The P/E ratio is popular in the investment community.
Empirical research shows that P/E differences are significantly related to long-run
average stock returns.
We can define tow versions of the P/E ratio: trailing and leading P/E. the difference
between the two is how earnings are calculated. Trailing P/E uses earnings over the
most recent 12 months in the denominator. Leading P/E (also know as forward or
prospective P/E) uses next years expected earnings, which is defined as either expected
earnings per share (EPS) for the next four quarters, or expected EPS for the next fiscal
year.
Trailing P/E = market price per share / EPS over previous 12 months
Leading P/E = market price per share / forecasted EPS over next 12 months
Trailing P/E is not useful for forecasting and valuation if the firms business has changed
(e.g., as a result of an acquisition)
Leading P/E may not be relevant if earnings are sufficiently volatile so that next years
earnings can not forecasted with any degree of accuracy.
Investment Analysis
P/B Ratio
In P/E ratio, the measure of value EPS in the denominator is a flow variable relating to
the income statement. In contrast, the measure of value in P/Bs denominator (book
value per share) is a stock or level variable coming from the balance sheet.

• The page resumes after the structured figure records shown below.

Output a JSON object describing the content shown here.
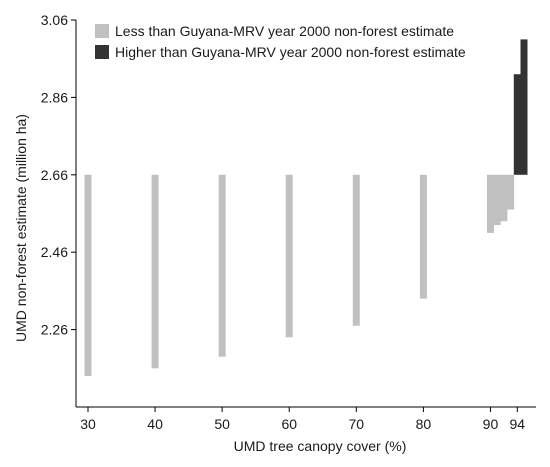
{
  "chart_data": {
    "type": "bar",
    "xlabel": "UMD tree canopy cover (%)",
    "ylabel": "UMD non-forest estimate (million ha)",
    "ylim": [
      2.06,
      3.06
    ],
    "baseline": 2.66,
    "yticks": [
      2.26,
      2.46,
      2.66,
      2.86,
      3.06
    ],
    "yticklabels": [
      "2.26",
      "2.46",
      "2.66",
      "2.86",
      "3.06"
    ],
    "xticks": [
      30,
      40,
      50,
      60,
      70,
      80,
      90,
      94
    ],
    "xticklabels": [
      "30",
      "40",
      "50",
      "60",
      "70",
      "80",
      "90",
      "94"
    ],
    "xlim": [
      28,
      95.5
    ],
    "legend": {
      "placement": "top-left",
      "items": [
        {
          "label": "Less than Guyana-MRV year 2000 non-forest estimate",
          "color": "#c0c0c0"
        },
        {
          "label": "Higher than Guyana-MRV year 2000 non-forest estimate",
          "color": "#333333"
        }
      ]
    },
    "series": [
      {
        "name": "Less than Guyana-MRV year 2000 non-forest estimate",
        "color": "#c0c0c0",
        "x": [
          30,
          40,
          50,
          60,
          70,
          80,
          90,
          91,
          92,
          93
        ],
        "values": [
          2.14,
          2.16,
          2.19,
          2.24,
          2.27,
          2.34,
          2.51,
          2.53,
          2.54,
          2.57
        ]
      },
      {
        "name": "Higher than Guyana-MRV year 2000 non-forest estimate",
        "color": "#333333",
        "x": [
          94,
          95
        ],
        "values": [
          2.92,
          3.01
        ]
      }
    ]
  }
}
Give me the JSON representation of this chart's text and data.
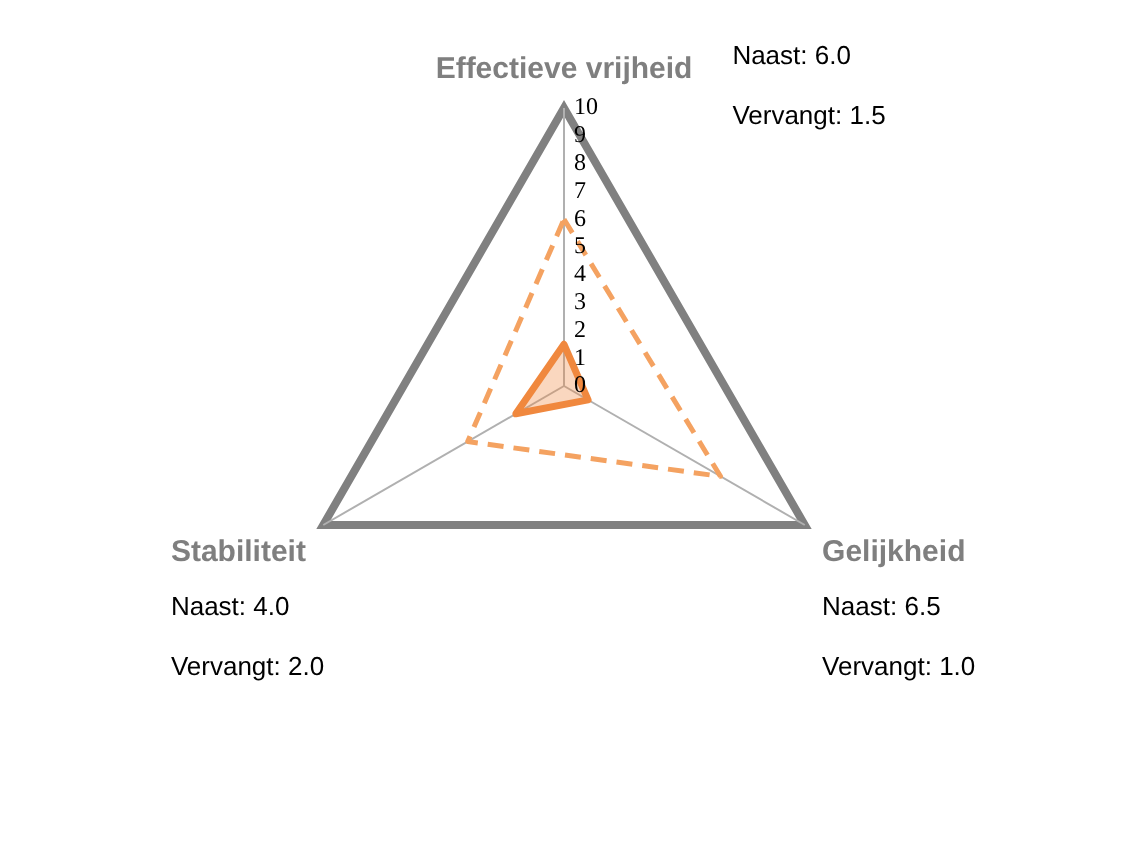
{
  "chart_data": {
    "type": "radar",
    "categories": [
      "Effectieve vrijheid",
      "Gelijkheid",
      "Stabiliteit"
    ],
    "series": [
      {
        "color": "#f4a261",
        "line_style": "dashed",
        "values": [
          6.0,
          6.5,
          4.0
        ]
      },
      {
        "color": "#f0883e",
        "line_style": "solid",
        "values": [
          1.5,
          1.0,
          2.0
        ]
      }
    ],
    "ylim": [
      0,
      10
    ],
    "yticks": [
      0,
      1,
      2,
      3,
      4,
      5,
      6,
      7,
      8,
      9,
      10
    ],
    "grid": false,
    "legend": false,
    "marker": "none",
    "annotations": [
      "Naast: 6.0",
      "Vervangt: 1.5",
      "Naast: 6.5",
      "Vervangt: 1.0",
      "Naast: 4.0",
      "Vervangt: 2.0"
    ]
  }
}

Intuitively, book value per share attempts to represent the investment that common
shareholders have made in the company, on a per share basis. (Book refers to the fact
that the measurement of value comes from accounting records or books, in contrast to
market value.)
To define book value per share more precisely, we first find shareholders equity (total
assets minus total liabilities). Because our purpose is to value common stock, we
subtract from shareholders equity any value attributable to preferred stock; we thus
obtain common shareholders equity or the book value of equity (often simply called
book value.)
Dividing book value by the number of common stock shares outstanding, we obtain
book value per share, the denominator in P/B.
Investment Analysis
Book value is a cumulative amount that is usually positive, even when the firm
reports a loss and EPS is negative. Thus, a P/B can typically be used when P/E
cannot.
Book value is more stable than EPS, so it may be more useful than P/E when EPS
is particularly high, low or volatile.
Book value is an appropriate measure of net asset value (or firms that primarily
hold liquid assets. Example include, finance, investment, insurance and banking
firms.)
P/B can be useful in valuing companies that are expected to go out of business.

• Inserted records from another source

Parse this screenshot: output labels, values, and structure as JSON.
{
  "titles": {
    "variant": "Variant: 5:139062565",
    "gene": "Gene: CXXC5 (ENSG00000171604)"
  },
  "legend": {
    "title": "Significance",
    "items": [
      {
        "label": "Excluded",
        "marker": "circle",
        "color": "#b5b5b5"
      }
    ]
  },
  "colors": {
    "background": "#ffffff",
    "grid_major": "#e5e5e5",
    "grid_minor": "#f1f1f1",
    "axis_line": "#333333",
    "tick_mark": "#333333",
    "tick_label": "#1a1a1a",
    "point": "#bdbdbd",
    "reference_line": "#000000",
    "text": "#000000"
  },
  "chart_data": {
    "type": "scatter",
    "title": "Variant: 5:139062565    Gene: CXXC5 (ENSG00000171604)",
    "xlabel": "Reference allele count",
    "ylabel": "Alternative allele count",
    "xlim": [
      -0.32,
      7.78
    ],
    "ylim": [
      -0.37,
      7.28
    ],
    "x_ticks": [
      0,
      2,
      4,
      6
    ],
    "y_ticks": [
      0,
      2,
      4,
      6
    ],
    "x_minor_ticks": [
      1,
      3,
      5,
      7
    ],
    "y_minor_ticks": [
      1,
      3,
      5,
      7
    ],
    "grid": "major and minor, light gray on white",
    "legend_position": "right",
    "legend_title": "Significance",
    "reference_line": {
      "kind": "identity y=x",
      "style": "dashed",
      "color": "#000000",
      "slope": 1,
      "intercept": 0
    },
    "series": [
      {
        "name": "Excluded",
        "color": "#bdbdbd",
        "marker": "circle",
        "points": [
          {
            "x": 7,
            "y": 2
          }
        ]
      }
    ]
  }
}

Empirical research shows that P/Bs help explain differences in long-run average
stock return.
Investment Analysis
P/B Ratio
P/Bs do not reflect the value of intangible economic assets, such as human
capital.
P/Bs can be misleading when there are significant differences in the asset size
of the firms under consideration because in some cases the firms business
model dictates the size of its asset base. A firm that outsources its production
will have fewer assets, lower book value, and a higher P/B ratio than an
otherwise similar firm in the same industry that doesnt outsource.
Different accounting conventions can obscure the true investment in the firm
made by shareholders, which reduces the comparability of P/B across firms
and countries. For examples, research and development costs are expensed in
the US which can understate investment.